Three different coordinators in three years on one side of the ball. Ten total new assistant coaches over the last two offseasons. Depth issues up and down the defense. An undersized defensive line. The worst rushing offense in the league.

I'm not describing a Texas Tech team from 2012, 2014 or seemingly any season since Mike Leach's final season on the South Plains. No, that's a list of what ails Todd Graham's Arizona State squad.

For once, the Red Raiders' opponent is the one with a depth disadvantage on defense. For the first time in what seems like ages, the other team will field an undersized defensive line. For once, the team on the visiting sideline will be the one dealing with the fallout from a lack of coaching continuity.
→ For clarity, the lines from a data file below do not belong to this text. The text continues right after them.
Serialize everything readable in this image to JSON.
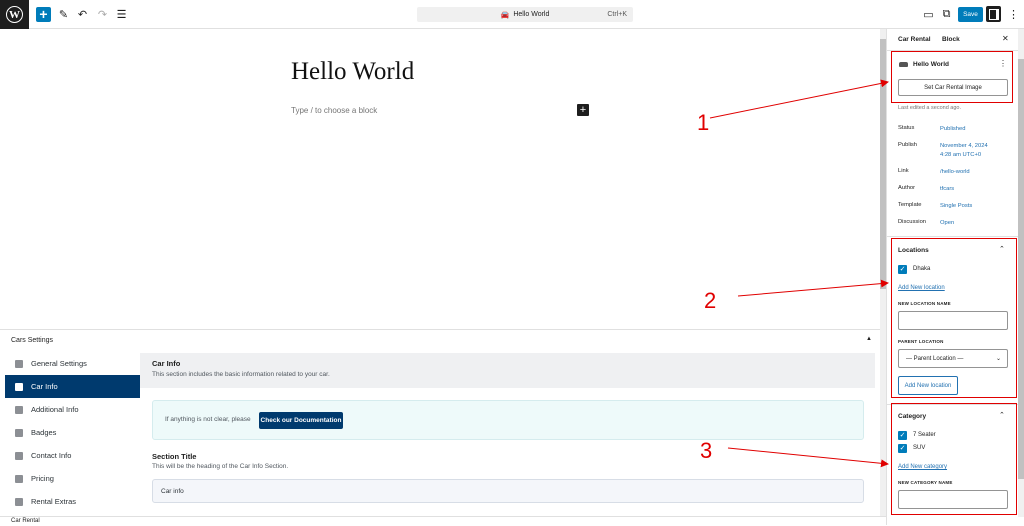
{
  "toolbar": {
    "doc_title": "Hello World",
    "shortcut": "Ctrl+K",
    "save_label": "Save"
  },
  "editor": {
    "post_title": "Hello World",
    "block_placeholder": "Type / to choose a block"
  },
  "meta": {
    "heading": "Cars Settings",
    "nav": [
      {
        "label": "General Settings"
      },
      {
        "label": "Car Info",
        "active": true
      },
      {
        "label": "Additional Info"
      },
      {
        "label": "Badges"
      },
      {
        "label": "Contact Info"
      },
      {
        "label": "Pricing"
      },
      {
        "label": "Rental Extras"
      }
    ],
    "section_header": {
      "title": "Car Info",
      "subtitle": "This section includes the basic information related to your car."
    },
    "notice": {
      "text": "If anything is not clear, please",
      "button": "Check our Documentation"
    },
    "section_title_label": "Section Title",
    "section_title_help": "This will be the heading of the Car Info Section.",
    "section_title_value": "Car info"
  },
  "bottom_label": "Car Rental",
  "sidebar": {
    "tabs": [
      "Car Rental",
      "Block"
    ],
    "post_name": "Hello World",
    "set_image_button": "Set Car Rental Image",
    "last_edited": "Last edited a second ago.",
    "rows": [
      {
        "key": "Status",
        "value": "Published"
      },
      {
        "key": "Publish",
        "value": "November 4, 2024\n4:28 am UTC+0"
      },
      {
        "key": "Link",
        "value": "/hello-world"
      },
      {
        "key": "Author",
        "value": "tfcars"
      },
      {
        "key": "Template",
        "value": "Single Posts"
      },
      {
        "key": "Discussion",
        "value": "Open"
      }
    ],
    "locations": {
      "title": "Locations",
      "items": [
        "Dhaka"
      ],
      "add_link": "Add New location",
      "name_label": "NEW LOCATION NAME",
      "parent_label": "PARENT LOCATION",
      "parent_value": "— Parent Location —",
      "add_button": "Add New location"
    },
    "category": {
      "title": "Category",
      "items": [
        "7 Seater",
        "SUV"
      ],
      "add_link": "Add New category",
      "name_label": "NEW CATEGORY NAME"
    }
  },
  "annotations": {
    "marks": [
      "1",
      "2",
      "3"
    ],
    "color": "#e00000"
  }
}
Arizona State offensive coordinator Billy Napier is the program's third playcaller in three seasons. The Sun Devils' offensive line coach Rob Sale and wide receivers coach Rob Likens are both in their first season with the program, while running backs coach John Simon is in his second.
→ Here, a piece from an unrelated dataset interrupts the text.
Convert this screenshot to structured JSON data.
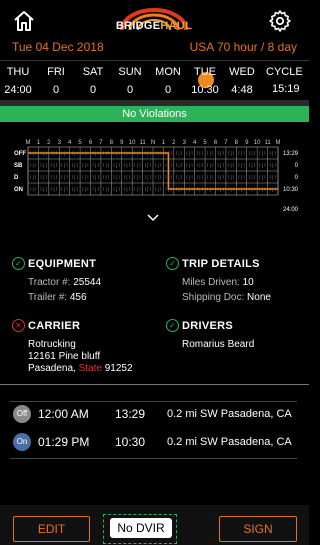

While wholesale schematic changes haven't accompanied the program's coordinator turnover, that's still a lot of new on the sideline for the Sun Devil offense.

Doug Haller, who covers Arizona State for the Arizona Republic, said Monday on Double T 97.3 that he thinks the program's staff changes have impacted the team's performance this season.

"Everybody has different languages," he said. "Every coach comes with different expectations and how they coach. I think it's taken a toll a little bit."

The toll on offense has been steep, in fact. The Devils have scored a total of 57 points against New Mexico State and San Diego State, and rank second-to-last in the Pac-12 in total offense per game (373.5) and dead-last in rushing yards per game (64), sacks allowed (12) and explosive plays (24).

The defense has dealt with some misfires as well under new defensive coordinator Phil Bennett, mainly a staggering lack of depth.

"They're playing 12 guys on defense, total," Haller said. "I don't want to say that was a surprise because, coming into the season, I think anyone knew that depth was going to be an issue, particularly on defense. [...] They're starting two corners this year that have never played at this level; one is a junior college transfer, the other was on the track team last year. They have actually performed okay.

"We expected them, at least on third and long, to rotate in a nickelback and they haven't played any nickel at all this year. Usually, linebackers typically are out there a lot and certain standouts in the secondary and the defensive line, but there really hasn't been much of a rotation along the defensive line. They first time they subbed in their opener against New Mexico State was early in the fourth quarter and that was because there was a guy injured on the field and he had to come out."

For seven long years, Texas Tech fans endured a revolving door of defensive coordinators, assistant coaches and defensive schemes while the program regressed from the heights of 2005-09 to the fetid muck of mediocrity. Finally, Kingsbury and the Red Raiders have the stability and continuity that fans have long wanted. We'll find out Saturday if it matters as much as we all think it will.